Knowledge | Pain prevention measures | p-Value | |||||
---|---|---|---|---|---|---|---|
Good | Good enough | Not good | |||||
n | % | n | % | n | % | ||
Good | 2 | 2.6 | 3 | 3.9 | 1 | 1.3 | 0.021 |
Good enough | 2 | 2.6 | 24 | 31.6 | 24 | 31.6 | |
Not good | 0 | 0 | 11 | 14.5 | 9 | 11.8 | |
Total | 4 | 5.3 | 38 | 50.0 | 34 | 44.7 |
The typical manifestations in adolescents with dysmenorrhea depend on each teenager being able to experience discomfort during menstruation, such as discomfort in the lower abdomen and usually accompanied by nausea, dizziness, and even fainting. Psychological responses generally relate to anxiety about all complaints felt by adolescents during menstruation due to lack of adolescent knowledge of the signs, symptoms, and ways of preventing primary dysmenorrhea.2
The results of the bivariate analysis showed that there was a significant relationship between the level of illness with the prevention of primary dysmenorrhea pain with a value of p=0.027. This is supported by several studies, namely that there is a relationship between anxiety levels and efforts to prevent dysmenorrhea during menstruation, and the majority of young women studied have an anxiety level that is quite severe.3 Ref.4 shows that nearly 10% of adolescents who are dysmenorrhea experience an absence rate of 1–3 days per month or the inability of adolescents to do their daily work due to severe pain. The results of the Ref.4 also stated that the majority of young women stated that the level of pain they experienced was classified as severe pain. Furthermore, to relieve pain, these teens tend to use their own medication without consulting a doctor, taking analgesic medication, doing compresses with hot water and most often they take a break at home which means they do not go to school. Knowledge is the result of human sensing or the result of knowing someone about objects through their senses (eyes, nose, ears and so on). Most of one's knowledge is obtained through the sense of hearing (ears) and the sense of sight (eyes). Most of human knowledge is obtained through education, one's own experience or experience gained from others, so knowledge is very important to shape one's behavior. So that behavior based on knowledge is more permanently adopted by someone than behavior that is not based on knowledge.5
The results of bivariate analysis, the results show that there is a significant relationship between knowledge and prevention of dysmenorrhea pain. The results of this study were supported by Ref.6, who stated that there was a significant relationship between the knowledge of adolescent girls with the prevention of dysmenorrhea pain during menstruation with a value of p=0.0005. In order for adolescents to be able and willing to handle dysmenorrhea that occurs, adolescents need to have knowledge that supports the handling of dysmenorrhea itself, by finding information relevant to dysmenorrhea from various sources of information, as well as adequate information facilities for young women.
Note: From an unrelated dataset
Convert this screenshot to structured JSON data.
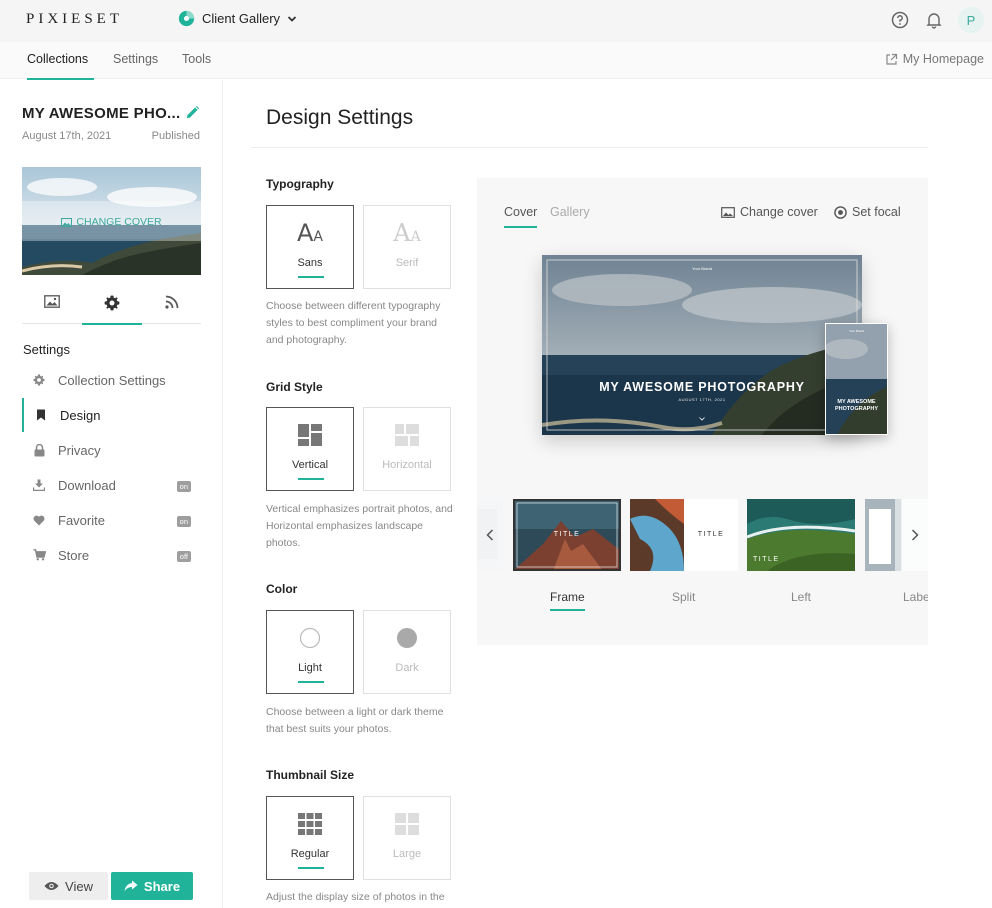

ConclusionThere is a significant relationship between the level of anxiety, knowledge with precautions against dysmenorrhea pain during menstruation.
It is necessary to promote and improve the guidance and counseling program by the school, in this case the School Health Business Unit with materials related to efforts to increase the knowledge of young women about the pain experienced during menstruation, as well as psychologically routine guidance so as to minimize the occurrence of excessive anxiety before menstruation. Thus, young women can take precautions against pain that is very painful (dysmenorrhea) when experiencing menstruation.
Conflict of interestsThe authors declare no conflict of interest.
Peer-review under responsibility of the scientific committee of the 3rd International Conference on Healthcare and Allied Sciences (2019). Full-text and the content of it is under responsibility of authors of the article.